Inverse Harmonic and Inverse Digamma Functions

[Albert Chan]

Compare these expressions, which should be equivalent:

XCas> subst(x>0, x=1)                              → true
XCas> subst(ifte(x>0, true, false), x=1)      → "Ifte: Unable to check test Error: Bad Argument Value"

ifte() tried to evaluate the expression, before substitution. However, "x>0", cannot be evaluated.

XCas> subst(ifte(x-x, true, false), x=1)       → false
XCas> subst(0/x, x=0)                              → 0

Again, expressions were evaluated first, before substitution.

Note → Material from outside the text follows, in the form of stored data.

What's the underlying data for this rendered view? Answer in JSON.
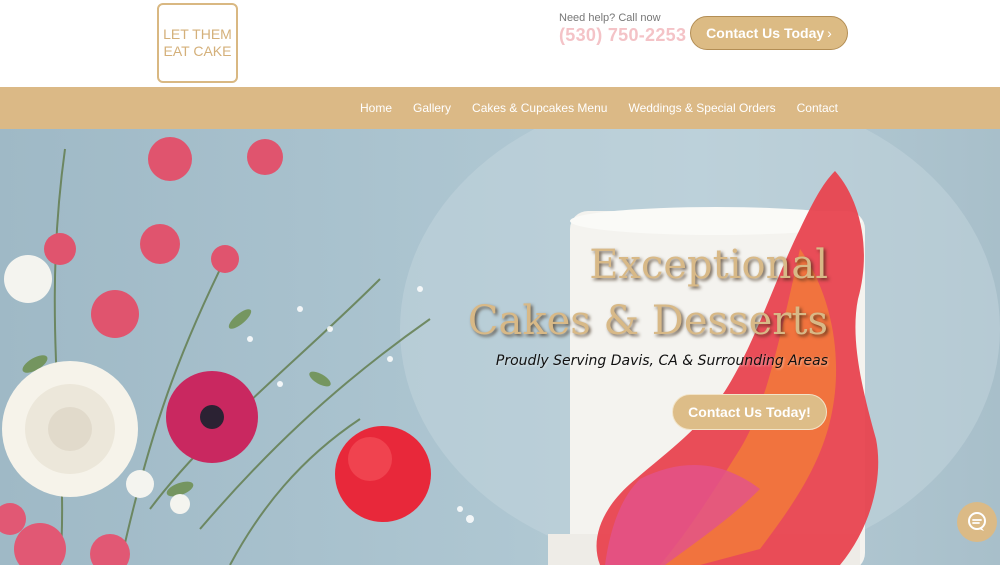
{
  "header": {
    "logo_line1": "LET THEM",
    "logo_line2": "EAT CAKE",
    "help_text": "Need help? Call now",
    "phone": "(530) 750-2253",
    "cta_label": "Contact Us Today"
  },
  "nav": {
    "items": [
      {
        "label": "Home"
      },
      {
        "label": "Gallery"
      },
      {
        "label": "Cakes & Cupcakes Menu"
      },
      {
        "label": "Weddings & Special Orders"
      },
      {
        "label": "Contact"
      }
    ]
  },
  "hero": {
    "title_line1": "Exceptional",
    "title_line2": "Cakes & Desserts",
    "subtitle": "Proudly Serving Davis, CA  &  Surrounding Areas",
    "cta_label": "Contact Us Today!"
  },
  "chat": {
    "icon": "chat-icon"
  },
  "colors": {
    "accent_gold": "#dbb986",
    "phone_pink": "#f4c3c7"
  }
}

This is branchless invPsi(x), to avoid above ifte() issues.
This version is able to do "plot(invPsi(x), x=-1 .. 1)"

Code:

invPsi(x) := {
 local g, f0, f1;
 g := [x >= -1.8, x < -1.8] * [invPsi_guess(e^x), -1/(x+not(x))];
 g -= (f0 := Psi(g)-x) * (f1 := Psi(g,1)) / (f1*f1 - 0.5*f0*Psi(g,2));
 g -= (f0 := Psi(g)-x) * (f1 := Psi(g,1)) / (f1*f1 - 0.5*f0*Psi(g,2));
};

Both "then" and "else" branch were evaluated, which is not ideal.
Also, -1/x guess replaced by -1/(x+not(x)), to patch against divide-by-zero.

XCas> subst(invPsi(x), x = 0)                          → 1.46163214497
XCas> subst(invPsi(x), x = -euler_gamma)       → 1.0